Search code examples
typesmapreduce

Why setMapOutputKeyClass method is necessary in mapreduce job


When I write the mapreduce program, I often write the code like

 job1.setMapOutputKeyClass(Text.class); 

But why should we specify the MapOutputKeyClass explicitly? We have already spicify it in the mapper class such as

public static class MyMapper extends
        Mapper<LongWritable, Text, Text, Text>

In the book Hadoop:The definitive Guide, there is a table shows that the method setMapOutputKeyClass is optional(Properties for configuring types), but as I test, I found it is necessary, or the Console of eclipse will show

Type mismatch in key from map: expected org.apache.hadoop.io.LongWritable, received org.apache.hadoop.io.Text

Can someone tell me the reason of it?

In the book, it says

"The settings that have to be compatible with the MapReduce types are listed in the lower part of Table 8-1". Does it mean we have to set the lower part property type, but do not have to set the higher part ones?

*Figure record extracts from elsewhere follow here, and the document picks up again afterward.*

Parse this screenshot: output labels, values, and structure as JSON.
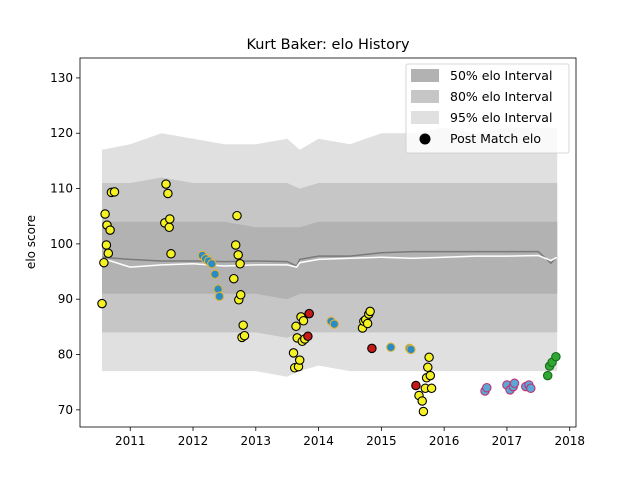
{
  "chart_data": {
    "type": "scatter",
    "title": "Kurt Baker: elo History",
    "xlabel": "",
    "ylabel": "elo score",
    "xlim": [
      2010.2,
      2018.1
    ],
    "ylim": [
      66.9,
      133.6
    ],
    "x_ticks": [
      2011,
      2012,
      2013,
      2014,
      2015,
      2016,
      2017,
      2018
    ],
    "y_ticks": [
      70,
      80,
      90,
      100,
      110,
      120,
      130
    ],
    "grid": false,
    "legend_position": "top-right",
    "legend": [
      {
        "label": "50% elo Interval",
        "color": "#b2b2b2"
      },
      {
        "label": "80% elo Interval",
        "color": "#c6c6c6"
      },
      {
        "label": "95% elo Interval",
        "color": "#e0e0e0"
      },
      {
        "label": "Post Match elo",
        "color": "#000000"
      }
    ],
    "bands": {
      "x": [
        2010.55,
        2011.0,
        2011.5,
        2012.0,
        2012.5,
        2013.0,
        2013.5,
        2013.7,
        2014.0,
        2014.5,
        2015.0,
        2015.5,
        2016.0,
        2016.5,
        2017.0,
        2017.5,
        2017.8
      ],
      "p95_upper": [
        117,
        118,
        120,
        119,
        118,
        118,
        119,
        117,
        119,
        118,
        120,
        120,
        121,
        120,
        121,
        121,
        121
      ],
      "p80_upper": [
        111,
        111,
        112,
        111,
        111,
        111,
        111,
        110,
        111,
        111,
        111,
        111,
        111,
        111,
        111,
        111,
        111
      ],
      "p50_upper": [
        104,
        104,
        104,
        104,
        104,
        103,
        103,
        103,
        104,
        104,
        104,
        104,
        104,
        104,
        104,
        104,
        104
      ],
      "p50_lower": [
        91,
        91,
        91,
        91,
        91,
        91,
        90,
        91,
        91,
        91,
        91,
        91,
        91,
        91,
        91,
        91,
        91
      ],
      "p80_lower": [
        84,
        84,
        84,
        84,
        84,
        84,
        83,
        84,
        84,
        84,
        84,
        84,
        84,
        84,
        84,
        84,
        84
      ],
      "p95_lower": [
        77,
        77,
        77,
        77,
        77,
        77,
        76,
        77,
        78,
        77,
        77,
        77,
        77,
        77,
        77,
        77,
        77
      ]
    },
    "mean_line": {
      "x": [
        2010.55,
        2011.0,
        2011.5,
        2012.0,
        2012.5,
        2013.0,
        2013.5,
        2013.65,
        2013.7,
        2014.0,
        2014.5,
        2015.0,
        2015.5,
        2016.0,
        2016.5,
        2017.0,
        2017.5,
        2017.7,
        2017.8
      ],
      "gray": [
        97.6,
        97.2,
        96.9,
        96.9,
        96.8,
        96.9,
        96.8,
        96.0,
        97.2,
        97.8,
        97.8,
        98.4,
        98.6,
        98.6,
        98.6,
        98.6,
        98.6,
        96.5,
        97.7
      ],
      "white": [
        97.4,
        95.8,
        96.2,
        96.4,
        96.0,
        96.2,
        96.2,
        95.8,
        96.6,
        97.2,
        97.4,
        97.6,
        97.4,
        97.6,
        97.8,
        97.8,
        97.9,
        97.0,
        97.6
      ]
    },
    "series": [
      {
        "fill": "#f5f224",
        "edge": "#000000",
        "points": [
          [
            2010.55,
            89.2
          ],
          [
            2010.58,
            96.6
          ],
          [
            2010.6,
            105.4
          ],
          [
            2010.62,
            99.8
          ],
          [
            2010.63,
            103.4
          ],
          [
            2010.65,
            98.3
          ],
          [
            2010.68,
            102.5
          ],
          [
            2010.7,
            109.3
          ],
          [
            2010.75,
            109.4
          ],
          [
            2011.55,
            103.8
          ],
          [
            2011.57,
            110.8
          ],
          [
            2011.6,
            109.1
          ],
          [
            2011.62,
            103.0
          ],
          [
            2011.63,
            104.5
          ],
          [
            2011.65,
            98.2
          ],
          [
            2012.65,
            93.7
          ],
          [
            2012.68,
            99.8
          ],
          [
            2012.7,
            105.1
          ],
          [
            2012.72,
            98.0
          ],
          [
            2012.73,
            89.9
          ],
          [
            2012.75,
            96.4
          ],
          [
            2012.76,
            90.8
          ],
          [
            2012.78,
            83.1
          ],
          [
            2012.8,
            85.3
          ],
          [
            2012.82,
            83.4
          ],
          [
            2013.6,
            80.3
          ],
          [
            2013.62,
            77.6
          ],
          [
            2013.64,
            85.1
          ],
          [
            2013.66,
            83.0
          ],
          [
            2013.68,
            77.8
          ],
          [
            2013.7,
            79.0
          ],
          [
            2013.72,
            86.8
          ],
          [
            2013.74,
            82.4
          ],
          [
            2013.76,
            86.1
          ],
          [
            2013.78,
            82.8
          ],
          [
            2014.7,
            84.8
          ],
          [
            2014.72,
            86.0
          ],
          [
            2014.75,
            86.3
          ],
          [
            2014.78,
            85.6
          ],
          [
            2014.8,
            87.3
          ],
          [
            2014.82,
            87.8
          ],
          [
            2015.6,
            72.6
          ],
          [
            2015.65,
            71.6
          ],
          [
            2015.67,
            69.7
          ],
          [
            2015.7,
            73.9
          ],
          [
            2015.72,
            75.8
          ],
          [
            2015.74,
            77.7
          ],
          [
            2015.76,
            79.5
          ],
          [
            2015.78,
            76.2
          ],
          [
            2015.8,
            73.9
          ]
        ]
      },
      {
        "fill": "#2a8cc2",
        "edge": "#e0b33a",
        "points": [
          [
            2012.15,
            97.9
          ],
          [
            2012.2,
            97.3
          ],
          [
            2012.25,
            96.9
          ],
          [
            2012.3,
            96.4
          ],
          [
            2012.35,
            94.5
          ],
          [
            2012.4,
            91.8
          ],
          [
            2012.42,
            90.5
          ],
          [
            2014.2,
            86.0
          ],
          [
            2014.25,
            85.5
          ],
          [
            2015.15,
            81.3
          ],
          [
            2015.45,
            81.1
          ],
          [
            2015.47,
            80.9
          ]
        ]
      },
      {
        "fill": "#c41a1a",
        "edge": "#000000",
        "points": [
          [
            2013.85,
            87.4
          ],
          [
            2013.83,
            83.3
          ],
          [
            2014.85,
            81.1
          ],
          [
            2015.55,
            74.4
          ]
        ]
      },
      {
        "fill": "#5aa8d8",
        "edge": "#c03070",
        "points": [
          [
            2016.65,
            73.4
          ],
          [
            2016.68,
            74.0
          ],
          [
            2017.0,
            74.5
          ],
          [
            2017.05,
            73.6
          ],
          [
            2017.1,
            74.2
          ],
          [
            2017.12,
            74.8
          ],
          [
            2017.3,
            74.2
          ],
          [
            2017.35,
            74.5
          ],
          [
            2017.38,
            73.9
          ]
        ]
      },
      {
        "fill": "#2ea832",
        "edge": "#1a6a1a",
        "points": [
          [
            2017.65,
            76.2
          ],
          [
            2017.68,
            77.9
          ],
          [
            2017.72,
            78.6
          ],
          [
            2017.78,
            79.6
          ]
        ]
      }
    ]
  }
}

the content of the table looks like this:

Properties for configuring types:
mapreduce.job.inputformat.class  
mapreduce.map.output.key.class  
mapreduce.map.output.value.class  
mapreduce.job.output.key.class  
mapreduce.job.output.value.class 

Properties that must be consistent with the types:
mapreduce.job.map.class   
mapreduce.job.combine.class  
mapreduce.job.partitioner.class  
mapreduce.job.output.key.comparator.class 
mapreduce.job.output.group.comparator.class  
mapreduce.job.reduce.class  
mapreduce.job.outputformat.class

Solution

  • setMapOutputKeyClass() as well as setMapOutputValueClass() are optional as long as they match your job's output types specified by setOutputKeyClass() and setOutputValueClass() respectively. In other words, if your mapper output does not match your reducer output you have to use one or both of these methods.

    As for your question regarding generic arguments, due to Java type erasure (Java generics type erasure: when and what happens?), Hadoop does not know them at runtime, even though they are known to the compiler.